Labyrinthe XI


 

PREDERIAMB
AR EN DEULIN
REVO ELSE
OLL ER GROUEANS
CHELEUET
méditons
à genoux
ainsi soit-il
toute la création
écoutez

 

 

 

 

 

 

 

 

 

 

60 × 60 × 6 cm - bois, peinture base aqueuse, dorure ; vernis mat. - déc. 2012

 

Voici longtemps que j'aime la poésie de Bleimor, alias Jean-Pierre Calloc'h, barde au cœur noueux de l'île de Groix (toute proche d'où je vis), lançant ses vers bretonnants au vent debout de la foi liant les fidèles de ce vieux monde et des autres, où qu'ils soient. Son accent rocailleux des schistes bleus fait échos au tumulte des sombres eaux salées fouettant l'île de sempiternelles bénédictions dont la pâle écume ne purifie (peut-être) plus que quelques goélands argentés planant comme des âmes égarées, ou de doucereuses étendues de bruyères, processionnant leurs violaceries mystiques de par le ras des landes mémorielles que seuls de lointains ancêtres foulent encore de leur ombre lourde, lorsque la lune est basse.

Il ne nous reste qu'un recueil de ce saint, trop pauvre pour porter l'auréole, dont l'intense lueur brille pourtant comme un phare salvateur, répandant sa singulière clarté dans l'épaisseur d'un monde devenu opaque au mystère.
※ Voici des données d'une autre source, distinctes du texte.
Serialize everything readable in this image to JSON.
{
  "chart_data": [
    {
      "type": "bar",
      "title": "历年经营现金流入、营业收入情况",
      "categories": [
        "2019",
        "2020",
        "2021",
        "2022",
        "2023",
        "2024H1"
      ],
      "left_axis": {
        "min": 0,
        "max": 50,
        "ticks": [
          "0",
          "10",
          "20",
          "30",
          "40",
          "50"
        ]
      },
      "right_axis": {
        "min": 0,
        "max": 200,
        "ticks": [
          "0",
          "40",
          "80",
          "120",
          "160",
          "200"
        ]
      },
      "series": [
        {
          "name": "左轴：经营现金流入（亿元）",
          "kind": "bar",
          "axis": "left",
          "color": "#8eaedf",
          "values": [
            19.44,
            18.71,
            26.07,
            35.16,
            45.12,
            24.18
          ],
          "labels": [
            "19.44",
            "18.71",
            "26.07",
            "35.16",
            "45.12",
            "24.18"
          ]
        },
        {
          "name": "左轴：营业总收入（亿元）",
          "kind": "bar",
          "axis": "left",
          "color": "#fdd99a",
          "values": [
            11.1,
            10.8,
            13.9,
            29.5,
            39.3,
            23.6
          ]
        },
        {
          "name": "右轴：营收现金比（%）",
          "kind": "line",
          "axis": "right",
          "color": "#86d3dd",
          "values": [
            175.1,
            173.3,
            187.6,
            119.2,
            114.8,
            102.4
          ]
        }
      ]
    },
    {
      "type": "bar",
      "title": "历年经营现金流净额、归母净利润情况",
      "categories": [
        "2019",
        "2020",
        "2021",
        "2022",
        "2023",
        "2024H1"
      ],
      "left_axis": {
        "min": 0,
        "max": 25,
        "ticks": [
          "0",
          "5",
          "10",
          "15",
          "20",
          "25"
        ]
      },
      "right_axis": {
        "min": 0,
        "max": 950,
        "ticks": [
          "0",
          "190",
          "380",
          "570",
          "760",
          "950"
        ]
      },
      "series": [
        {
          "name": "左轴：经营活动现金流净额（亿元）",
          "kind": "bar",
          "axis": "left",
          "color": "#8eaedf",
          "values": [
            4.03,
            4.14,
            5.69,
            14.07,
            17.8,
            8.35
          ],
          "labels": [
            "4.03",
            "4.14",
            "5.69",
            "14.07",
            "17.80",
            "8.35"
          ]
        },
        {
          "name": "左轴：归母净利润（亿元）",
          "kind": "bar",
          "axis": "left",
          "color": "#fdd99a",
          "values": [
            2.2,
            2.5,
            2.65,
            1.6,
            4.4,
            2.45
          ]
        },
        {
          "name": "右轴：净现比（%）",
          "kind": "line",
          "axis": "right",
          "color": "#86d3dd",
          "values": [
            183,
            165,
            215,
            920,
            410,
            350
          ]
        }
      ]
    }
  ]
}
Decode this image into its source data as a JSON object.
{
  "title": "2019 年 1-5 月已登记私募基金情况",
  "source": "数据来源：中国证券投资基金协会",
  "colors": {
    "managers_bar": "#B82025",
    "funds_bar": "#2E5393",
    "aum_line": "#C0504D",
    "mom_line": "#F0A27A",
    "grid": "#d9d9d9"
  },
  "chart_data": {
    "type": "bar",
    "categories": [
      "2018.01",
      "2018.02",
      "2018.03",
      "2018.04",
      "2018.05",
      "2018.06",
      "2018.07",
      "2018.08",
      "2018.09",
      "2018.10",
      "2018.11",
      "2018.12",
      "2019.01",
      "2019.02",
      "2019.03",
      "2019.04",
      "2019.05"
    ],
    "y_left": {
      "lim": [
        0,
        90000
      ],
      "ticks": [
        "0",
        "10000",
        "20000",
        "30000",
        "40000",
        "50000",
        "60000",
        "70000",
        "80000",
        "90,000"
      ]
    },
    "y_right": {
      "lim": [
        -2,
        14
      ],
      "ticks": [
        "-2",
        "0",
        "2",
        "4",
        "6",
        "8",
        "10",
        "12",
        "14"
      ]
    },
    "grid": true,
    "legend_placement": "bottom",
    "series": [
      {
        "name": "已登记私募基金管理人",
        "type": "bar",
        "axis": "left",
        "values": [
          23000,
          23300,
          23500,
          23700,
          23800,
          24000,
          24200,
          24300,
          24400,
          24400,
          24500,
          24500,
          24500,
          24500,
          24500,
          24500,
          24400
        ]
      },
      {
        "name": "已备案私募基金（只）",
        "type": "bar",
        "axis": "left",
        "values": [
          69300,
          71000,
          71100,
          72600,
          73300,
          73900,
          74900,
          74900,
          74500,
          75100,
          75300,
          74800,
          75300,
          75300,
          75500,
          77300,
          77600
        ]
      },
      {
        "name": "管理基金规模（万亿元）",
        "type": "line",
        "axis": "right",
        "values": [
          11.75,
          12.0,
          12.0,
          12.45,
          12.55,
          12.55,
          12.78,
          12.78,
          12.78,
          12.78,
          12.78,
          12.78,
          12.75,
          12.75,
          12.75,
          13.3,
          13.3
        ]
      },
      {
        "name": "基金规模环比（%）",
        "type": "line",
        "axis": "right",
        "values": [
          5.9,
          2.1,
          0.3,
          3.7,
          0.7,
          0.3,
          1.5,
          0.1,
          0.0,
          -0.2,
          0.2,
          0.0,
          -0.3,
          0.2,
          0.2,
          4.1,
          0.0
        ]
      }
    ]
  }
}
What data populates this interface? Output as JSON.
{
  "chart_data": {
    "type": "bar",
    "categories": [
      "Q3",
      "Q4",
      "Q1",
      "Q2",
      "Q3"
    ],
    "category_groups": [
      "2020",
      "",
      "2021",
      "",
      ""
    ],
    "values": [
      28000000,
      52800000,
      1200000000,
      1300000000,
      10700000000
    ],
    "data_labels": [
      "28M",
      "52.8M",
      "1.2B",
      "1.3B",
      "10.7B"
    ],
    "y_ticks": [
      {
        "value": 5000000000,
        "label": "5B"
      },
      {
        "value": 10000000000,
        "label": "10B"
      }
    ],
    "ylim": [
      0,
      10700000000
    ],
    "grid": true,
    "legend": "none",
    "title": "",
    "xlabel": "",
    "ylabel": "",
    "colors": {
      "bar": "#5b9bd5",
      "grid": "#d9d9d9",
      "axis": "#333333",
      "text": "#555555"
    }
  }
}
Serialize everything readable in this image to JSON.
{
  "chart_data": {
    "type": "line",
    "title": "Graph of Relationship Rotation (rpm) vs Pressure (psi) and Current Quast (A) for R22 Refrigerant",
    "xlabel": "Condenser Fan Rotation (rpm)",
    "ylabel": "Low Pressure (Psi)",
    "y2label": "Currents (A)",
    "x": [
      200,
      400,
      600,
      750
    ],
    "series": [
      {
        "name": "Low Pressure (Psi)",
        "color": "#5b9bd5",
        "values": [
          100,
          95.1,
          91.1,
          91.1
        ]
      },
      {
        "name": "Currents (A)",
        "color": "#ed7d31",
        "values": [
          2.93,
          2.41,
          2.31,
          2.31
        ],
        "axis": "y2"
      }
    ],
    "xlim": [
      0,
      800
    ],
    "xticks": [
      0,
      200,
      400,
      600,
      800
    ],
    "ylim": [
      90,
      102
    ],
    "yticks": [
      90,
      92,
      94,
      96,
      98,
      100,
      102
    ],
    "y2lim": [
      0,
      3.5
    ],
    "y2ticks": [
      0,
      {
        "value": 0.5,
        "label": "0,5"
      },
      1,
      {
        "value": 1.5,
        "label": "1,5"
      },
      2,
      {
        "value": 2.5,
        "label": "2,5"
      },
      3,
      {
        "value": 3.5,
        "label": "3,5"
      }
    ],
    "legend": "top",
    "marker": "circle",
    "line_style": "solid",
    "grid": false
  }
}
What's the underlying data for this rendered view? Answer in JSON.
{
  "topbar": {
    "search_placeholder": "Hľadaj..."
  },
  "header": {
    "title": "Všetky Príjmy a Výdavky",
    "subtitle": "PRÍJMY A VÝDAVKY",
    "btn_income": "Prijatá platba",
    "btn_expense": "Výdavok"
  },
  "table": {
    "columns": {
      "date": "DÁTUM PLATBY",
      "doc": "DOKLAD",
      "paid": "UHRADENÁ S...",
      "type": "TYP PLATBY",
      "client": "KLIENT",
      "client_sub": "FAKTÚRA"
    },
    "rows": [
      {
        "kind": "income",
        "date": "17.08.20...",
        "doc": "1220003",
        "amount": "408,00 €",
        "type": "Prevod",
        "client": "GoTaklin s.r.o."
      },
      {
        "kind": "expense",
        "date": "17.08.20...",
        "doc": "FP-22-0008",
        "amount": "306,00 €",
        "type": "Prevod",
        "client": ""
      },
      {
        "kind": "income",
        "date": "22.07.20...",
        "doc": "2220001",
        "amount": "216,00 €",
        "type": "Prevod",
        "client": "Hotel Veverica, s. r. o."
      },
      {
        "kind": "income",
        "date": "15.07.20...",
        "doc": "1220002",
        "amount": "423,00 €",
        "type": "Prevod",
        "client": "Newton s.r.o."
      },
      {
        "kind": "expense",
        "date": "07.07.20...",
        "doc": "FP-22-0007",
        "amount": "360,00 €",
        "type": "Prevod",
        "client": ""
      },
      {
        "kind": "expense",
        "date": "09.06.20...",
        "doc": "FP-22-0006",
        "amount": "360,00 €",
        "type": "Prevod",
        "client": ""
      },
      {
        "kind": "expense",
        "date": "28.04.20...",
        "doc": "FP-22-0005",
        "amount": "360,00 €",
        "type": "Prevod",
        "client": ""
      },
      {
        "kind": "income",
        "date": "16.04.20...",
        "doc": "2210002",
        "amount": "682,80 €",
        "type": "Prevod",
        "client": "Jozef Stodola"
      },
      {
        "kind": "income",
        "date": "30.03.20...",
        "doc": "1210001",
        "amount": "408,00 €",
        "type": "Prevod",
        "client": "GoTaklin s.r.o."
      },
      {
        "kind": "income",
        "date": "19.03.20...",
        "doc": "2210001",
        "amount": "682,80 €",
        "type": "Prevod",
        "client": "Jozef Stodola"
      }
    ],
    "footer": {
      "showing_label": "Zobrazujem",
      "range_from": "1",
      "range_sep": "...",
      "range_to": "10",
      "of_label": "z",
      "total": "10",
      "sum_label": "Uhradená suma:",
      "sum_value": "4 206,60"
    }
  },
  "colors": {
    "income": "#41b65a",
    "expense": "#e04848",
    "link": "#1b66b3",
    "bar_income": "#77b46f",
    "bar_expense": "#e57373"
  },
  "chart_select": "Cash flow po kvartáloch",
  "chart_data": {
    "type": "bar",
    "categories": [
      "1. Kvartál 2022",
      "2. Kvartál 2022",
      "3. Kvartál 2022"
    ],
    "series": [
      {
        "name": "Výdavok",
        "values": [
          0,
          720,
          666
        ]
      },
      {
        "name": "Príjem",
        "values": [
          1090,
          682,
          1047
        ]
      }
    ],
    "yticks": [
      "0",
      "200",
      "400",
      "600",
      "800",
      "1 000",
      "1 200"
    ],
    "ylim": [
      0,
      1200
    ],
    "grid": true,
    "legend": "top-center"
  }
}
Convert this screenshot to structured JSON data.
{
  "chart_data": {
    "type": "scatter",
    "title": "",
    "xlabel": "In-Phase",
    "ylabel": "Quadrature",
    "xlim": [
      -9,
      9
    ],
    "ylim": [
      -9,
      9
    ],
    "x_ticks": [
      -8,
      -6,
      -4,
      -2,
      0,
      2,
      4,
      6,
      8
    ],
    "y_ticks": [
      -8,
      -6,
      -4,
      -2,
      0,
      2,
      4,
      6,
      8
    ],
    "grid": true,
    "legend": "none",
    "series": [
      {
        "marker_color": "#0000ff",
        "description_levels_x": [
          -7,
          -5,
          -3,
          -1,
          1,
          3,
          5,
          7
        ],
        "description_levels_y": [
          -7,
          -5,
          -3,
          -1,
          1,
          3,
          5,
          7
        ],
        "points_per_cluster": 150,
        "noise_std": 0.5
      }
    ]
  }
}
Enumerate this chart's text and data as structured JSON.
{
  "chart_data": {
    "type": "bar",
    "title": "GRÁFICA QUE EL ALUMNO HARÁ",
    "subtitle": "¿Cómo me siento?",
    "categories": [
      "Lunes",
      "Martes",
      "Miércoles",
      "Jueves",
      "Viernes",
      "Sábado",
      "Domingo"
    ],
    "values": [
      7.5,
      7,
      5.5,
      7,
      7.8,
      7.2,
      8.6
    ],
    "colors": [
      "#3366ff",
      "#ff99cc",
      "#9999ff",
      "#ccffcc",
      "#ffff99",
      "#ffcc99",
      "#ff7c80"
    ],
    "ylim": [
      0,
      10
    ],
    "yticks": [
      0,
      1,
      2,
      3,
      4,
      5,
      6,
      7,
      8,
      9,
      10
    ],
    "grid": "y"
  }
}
J'en ai extrait les cinq bribes de l'usage que j'ai pris pour animer les anguleuses sinuosités de mes constructions labyrinthiques, solidifiées dans une profonde immatérialité.

J'en ai également repris le titre, Ar en deùlin (à prononcer : "are ène deuwline", selon l'intonation groisillonne), signifiant littéralement : sur les deux genoux, parce qu'un seul ne suffirait pas à la vraie piété, cette posture entre-deux gardant encore quelque élégante noblesse adoubée par l'orgueil. Que diable ! affaisse enfin ta suffisance ! homme de peu de force… et laisse aller ton complet abandon à la belle humilité pleinement agenouillée, ne semblant ridicule qu'à l'œil creux des aveuglés par leur arrogante superbe. Miserere nobis.

C'est le même chant et la même écoute exprimés dans des accents ressemblants par un autre cher poète d'un autre isolement, Rainer-Maria Rilke ; et ce n'est pas un hasard s'ils sont réunis dans ma série d'animations infographiques : 1913, année poétique en Europe.

Techniquement, j'ai voulu cette stèle dans un simple aspect granulé granitique, employant à cet effet une peinture (du commerce) spécialement conçue pour. Contrairement aux autres labyrinthes, les lettres du texte sont fixées sur le plat de la tranche des cloisonnements, comme si elles y avaient été sculptées. À noter enfin que le plan symétrique trace un parcours unique et infini.